Le Sénégal et la Gambie scellent leur frontière commune après des tensions

Le Sénégal et la Gambie viennent de finaliser un accord historique pour trancher définitivement leur litige frontalier. Cette décision, saluée par le Secrétariat permanent sénégalo-gambien, survient après des mois de tensions nées d’un incident survenu à Bulock en juillet. Les deux nations ont choisi la voie du compromis plutôt que l’escalade, démontrant une fois de plus l’importance de la diplomatie dans la gestion des différends régionaux.

Une résolution née du dialogue et de la concertation

Guidés par les orientations des plus hautes autorités des deux pays, les équipes frontalières ont privilégié les échanges et les négociations pour aboutir à cet accord. Dès le 15 août, des opérations conjointes de consolidation de la frontière sud seront relancées sur plusieurs segments clés.

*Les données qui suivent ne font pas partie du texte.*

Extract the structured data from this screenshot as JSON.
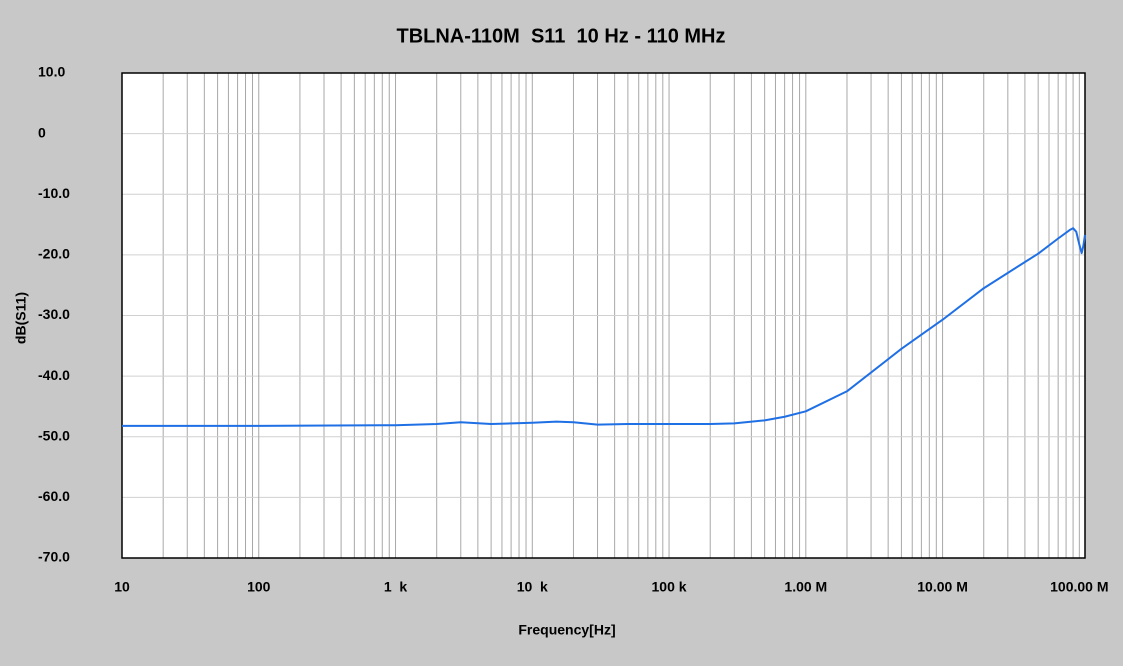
{
  "chart_data": {
    "type": "line",
    "title": "TBLNA-110M  S11  10 Hz - 110 MHz",
    "x_label": "Frequency[Hz]",
    "y_label": "dB(S11)",
    "x_scale": "log",
    "xlim": [
      10,
      110000000
    ],
    "xticks": [
      10,
      100,
      {
        "value": 1000,
        "label": "1  k"
      },
      {
        "value": 10000,
        "label": "10  k"
      },
      {
        "value": 100000,
        "label": "100 k"
      },
      {
        "value": 1000000,
        "label": "1.00 M"
      },
      {
        "value": 10000000,
        "label": "10.00 M"
      },
      {
        "value": 100000000,
        "label": "100.00 M"
      }
    ],
    "ylim": [
      -70,
      10
    ],
    "yticks": [
      {
        "value": 10,
        "label": "10.0"
      },
      0,
      {
        "value": -10,
        "label": "-10.0"
      },
      {
        "value": -20,
        "label": "-20.0"
      },
      {
        "value": -30,
        "label": "-30.0"
      },
      {
        "value": -40,
        "label": "-40.0"
      },
      {
        "value": -50,
        "label": "-50.0"
      },
      {
        "value": -60,
        "label": "-60.0"
      },
      {
        "value": -70,
        "label": "-70.0"
      }
    ],
    "grid": true,
    "minor_grid": true,
    "series": [
      {
        "name": "S11",
        "color": "#1f6fe5",
        "x": [
          10,
          100,
          1000,
          2000,
          3000,
          5000,
          10000,
          15000,
          20000,
          30000,
          50000,
          100000,
          200000,
          300000,
          500000,
          700000,
          1000000,
          2000000,
          5000000,
          10000000,
          20000000,
          50000000,
          70000000,
          85000000,
          90000000,
          95000000,
          100000000,
          104000000,
          107000000,
          110000000
        ],
        "values": [
          -48.2,
          -48.2,
          -48.1,
          -47.9,
          -47.6,
          -47.9,
          -47.7,
          -47.5,
          -47.6,
          -48.0,
          -47.9,
          -47.9,
          -47.9,
          -47.8,
          -47.3,
          -46.7,
          -45.8,
          -42.5,
          -35.5,
          -30.7,
          -25.5,
          -19.8,
          -17.3,
          -15.9,
          -15.6,
          -16.2,
          -18.3,
          -19.7,
          -18.5,
          -16.7
        ]
      }
    ]
  }
}
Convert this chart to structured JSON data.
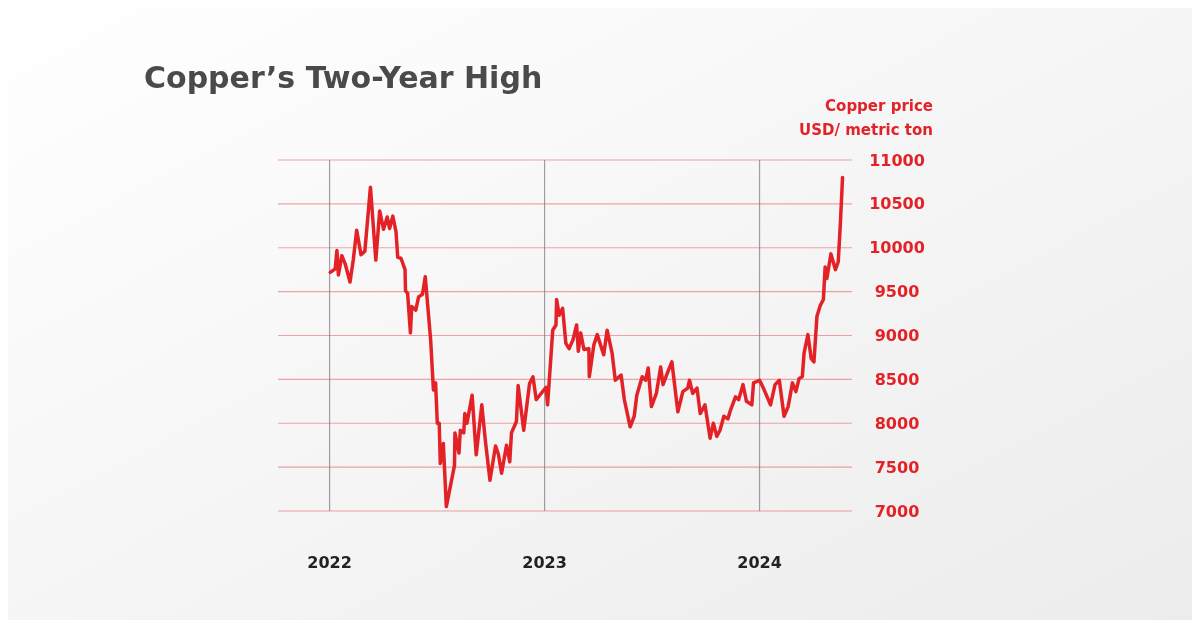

Cette initiative s’inscrit dans la continuité d’un processus de longue haleine, visant à sécuriser et clarifier les limites territoriales entre les deux États.

Incident de Bulock : de la crise à l’apaisement

Tout a commencé le 16 juillet à Bulock, lorsque Banjul a accusé des militaires sénégalais d’avoir endommagé une partie de la clôture d’une base gambienne sans préavis. L’incident, qualifié de « provocateur » par les autorités gambiennes, aurait pu dégénérer. Cependant, plutôt que de répondre par la force, la Gambie a opté pour la voie diplomatique. De son côté, le Sénégal a catégoriquement rejeté les accusations, insistant sur l’absence d’intention malveillante et rappelant les discussions en cours depuis des années sur ce tronçon frontalier.

Un partenariat renforcé pour une frontière apaisée

Au-delà de la résolution d’un conflit ponctuel, cet accord symbolise la volonté des deux pays de consolider une relation stratégique. Sécurité, échanges commerciaux et fluidité des déplacements transfrontaliers figurent au cœur de leurs intérêts communs. En stabilisant cette frontière, souvent sujette à des tensions, le Sénégal et la Gambie entendent aussi renforcer leur collaboration face aux défis sécuritaires qui pèsent sur la sous-région. Une avancée majeure pour la paix et la prospérité dans cette zone.